Penguin Books, along with its seriously talented team of graphic designers, is making great play of its latest rebooting of the George Orwell franchise. Coverage from the Huffington Post to the Creative Review lauds Penguin’s brave and high-minded initiative to relaunch Orwell’s works with bold cover designs that recall the original Penguin editions—only, in the case of Nineteen Eighty-Four, with the title erased to signify censorship.
Penguin Classics’ own website states:
“In recognition of one of Britain’s greatest and most influential writers, Penguin Books, the Orwell Estate and The Orwell Prize are launching the inaugural ‘Orwell Day’ on 21st January with new editions of his most beloved books designed by David Pearson. The annual event will serve to celebrate [Orwell’s] writing in all its forms and explore the profound influence he has had on the media and discourse of the modern world.”
Well … perhaps so.
Only, remember that Orwell has more recently been one of the poster boys for the global fiasco surrounding extension of creative copyright and public domain status across different jurisdictions. Nineteen Eighty-Four itself is in copyright until 2020 in the EU; until 2044 in the U.S.; but already out of copyright and available for download, absolutely free, in Australia, Canada, South Africa, and yes, even in Russia.
Remember too that Nineteen Eighty-Four was the subject of the notorious case in 2009 when Amazon remotely deleted an edition that had failed to clear U.S. rights from its e-readers.
Yes, Penguin absolutely has the right—if any publishing house has—to do itself proud on its iconic cover designs. Those designs are monuments in and of themselves, and Penguin is certainly entitled to extract from them the maximum value they can. Penguin can also take pride in its own great Sir Allen Lane tradition as a promulgator of knowledge and cultural values (though remember that the house is now in the hands of Pearson PLC, and soon to be snapped up by Random House).
But don’t forget: Penguin was also one of the last major publishers to settle with the U.S. Department of Justice over the “agency model” charges of conspiracy to raise prices on e-books.
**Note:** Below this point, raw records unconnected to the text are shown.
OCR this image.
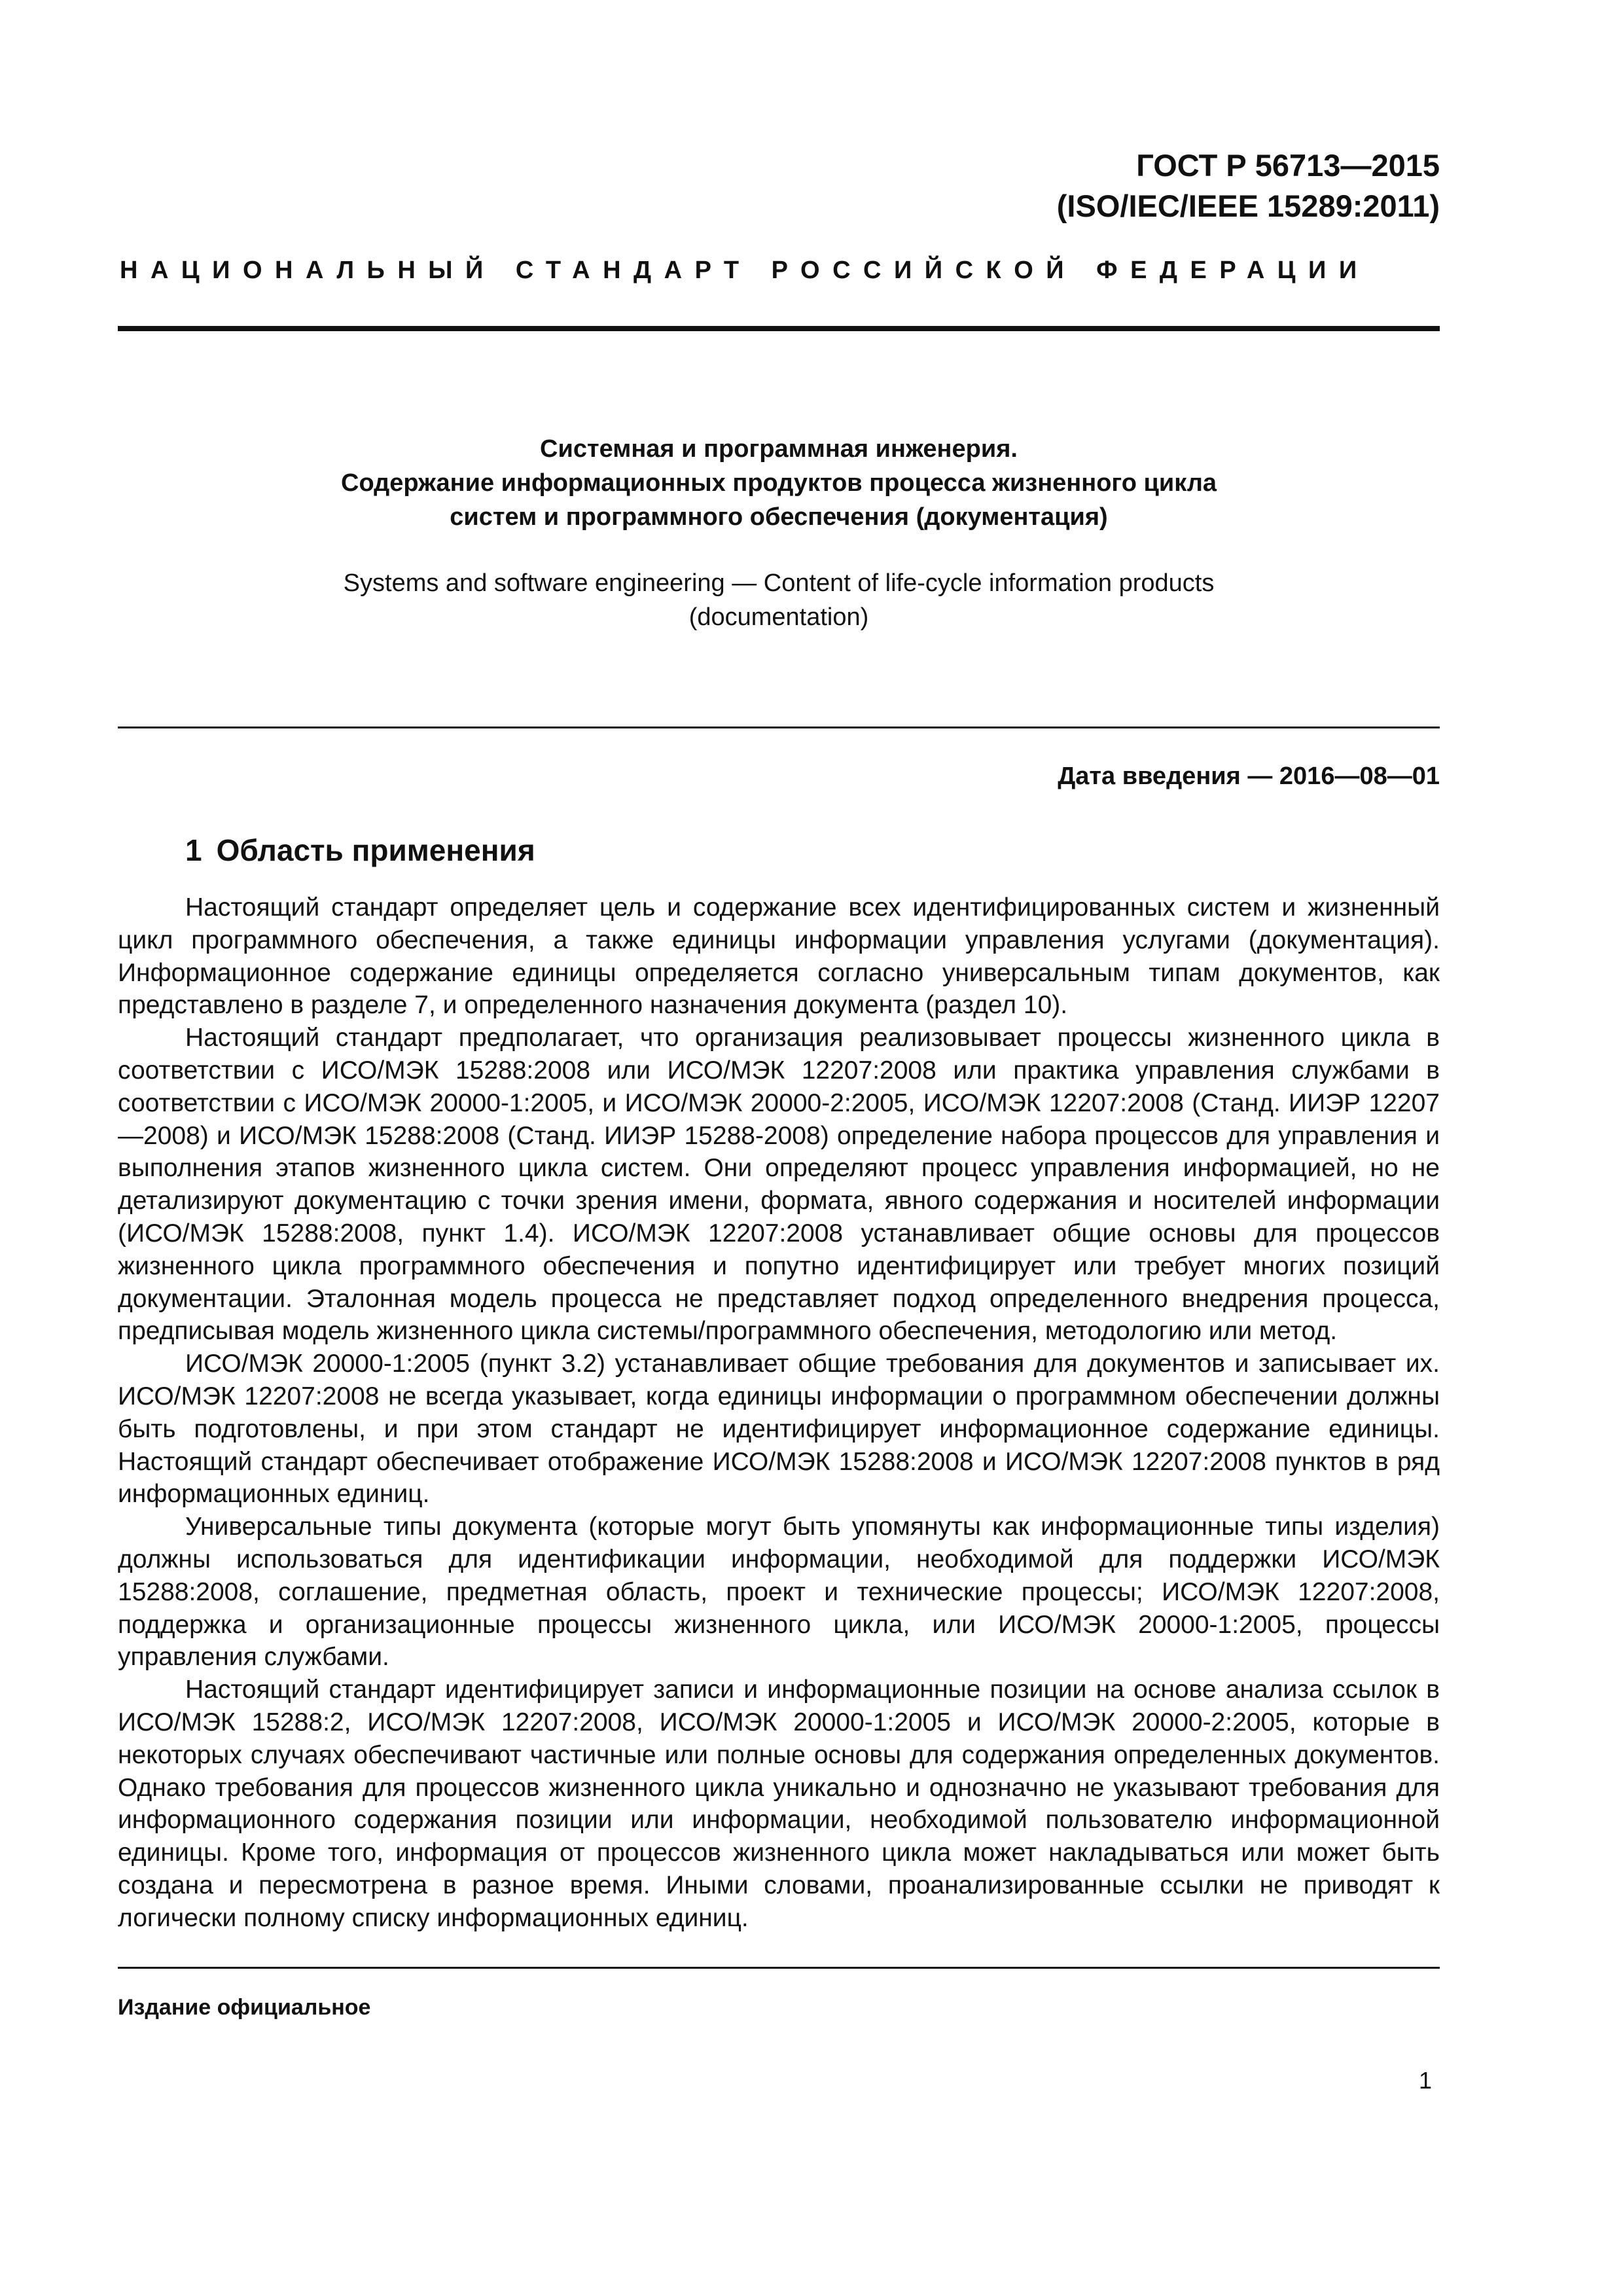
ГОСТ Р 56713—2015
(ISO/IEC/IEEE 15289:2011)
НАЦИОНАЛЬНЫЙ СТАНДАРТ РОССИЙСКОЙ ФЕДЕРАЦИИ
Системная и программная инженерия.
Содержание информационных продуктов процесса жизненного цикла
систем и программного обеспечения (документация)
Systems and software engineering — Content of life-cycle information products
(documentation)
Дата введения — 2016—08—01
1 Область применения

Настоящий стандарт определяет цель и содержание всех идентифицированных систем и жизненный цикл программного обеспечения, а также единицы информации управления услугами (документация). Информационное содержание единицы определяется согласно универсальным типам документов, как представлено в разделе 7, и определенного назначения документа (раздел 10).

Настоящий стандарт предполагает, что организация реализовывает процессы жизненного цикла в соответствии с ИСО/МЭК 15288:2008 или ИСО/МЭК 12207:2008 или практика управления службами в соответствии с ИСО/МЭК 20000-1:2005, и ИСО/МЭК 20000-2:2005, ИСО/МЭК 12207:2008 (Станд. ИИЭР 12207—2008) и ИСО/МЭК 15288:2008 (Станд. ИИЭР 15288-2008) определение набора процессов для управления и выполнения этапов жизненного цикла систем. Они определяют процесс управления информацией, но не детализируют документацию с точки зрения имени, формата, явного содержания и носителей информации (ИСО/МЭК 15288:2008, пункт 1.4). ИСО/МЭК 12207:2008 устанавливает общие основы для процессов жизненного цикла программного обеспечения и попутно идентифицирует или требует многих позиций документации. Эталонная модель процесса не представляет подход определенного внедрения процесса, предписывая модель жизненного цикла системы/программного обеспечения, методологию или метод.

ИСО/МЭК 20000-1:2005 (пункт 3.2) устанавливает общие требования для документов и записывает их. ИСО/МЭК 12207:2008 не всегда указывает, когда единицы информации о программном обеспечении должны быть подготовлены, и при этом стандарт не идентифицирует информационное содержание единицы. Настоящий стандарт обеспечивает отображение ИСО/МЭК 15288:2008 и ИСО/МЭК 12207:2008 пунктов в ряд информационных единиц.

Универсальные типы документа (которые могут быть упомянуты как информационные типы изделия) должны использоваться для идентификации информации, необходимой для поддержки ИСО/МЭК 15288:2008, соглашение, предметная область, проект и технические процессы; ИСО/МЭК 12207:2008, поддержка и организационные процессы жизненного цикла, или ИСО/МЭК 20000-1:2005, процессы управления службами.

Настоящий стандарт идентифицирует записи и информационные позиции на основе анализа ссылок в ИСО/МЭК 15288:2, ИСО/МЭК 12207:2008, ИСО/МЭК 20000-1:2005 и ИСО/МЭК 20000-2:2005, которые в некоторых случаях обеспечивают частичные или полные основы для содержания определенных документов. Однако требования для процессов жизненного цикла уникально и однозначно не указывают требования для информационного содержания позиции или информации, необходимой пользователю информационной единицы. Кроме того, информация от процессов жизненного цикла может накладываться или может быть создана и пересмотрена в разное время. Иными словами, проанализированные ссылки не приводят к логически полному списку информационных единиц.

Издание официальное
1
Indeed, Penguin is still defending the agency model in its statements, while agreeing to settle only in order to consummate its marriage with Random House undisturbed.
So while Penguin and its designers pat themselves on the back over their consecration of Orwell’s memory, the publisher continues to defend the principle of charging top dollar for access to his ideas—even though those same works are completely free elsewhere—and to defend a system that prosecutes those who make those ideas freely accessible, anywhere within its reach.
Yes, a situation where an e-book publisher can erase entire libraries at the press of a button following a court decision is Orwellian. Just as Orwellian—or Kafkaesque—is the global copyright term situation. Are U.S. Customs thought police going to patrol the Canadian border until 2044 to confiscate copyright-free Canadian editions of Nineteen Eighty-Four? Are they going to go after U.S.-based servers that provide access to work that is totally legal elsewhere? Are they going to push cross-border jurisdiction on the model of the U.S. tax authorities and go extraterritorial, to enforce U.S. copyright practices worldwide, at the behest of Big Media? That would be truly worthy of Oceania.
The Australian, Canadian and other archives who are making Orwell’s thought and work freely available are the only ones who are truly honouring his memory, and living up to his ideals. Penguin, meanwhile, seems blind to the Orwellian irony of what it is doing.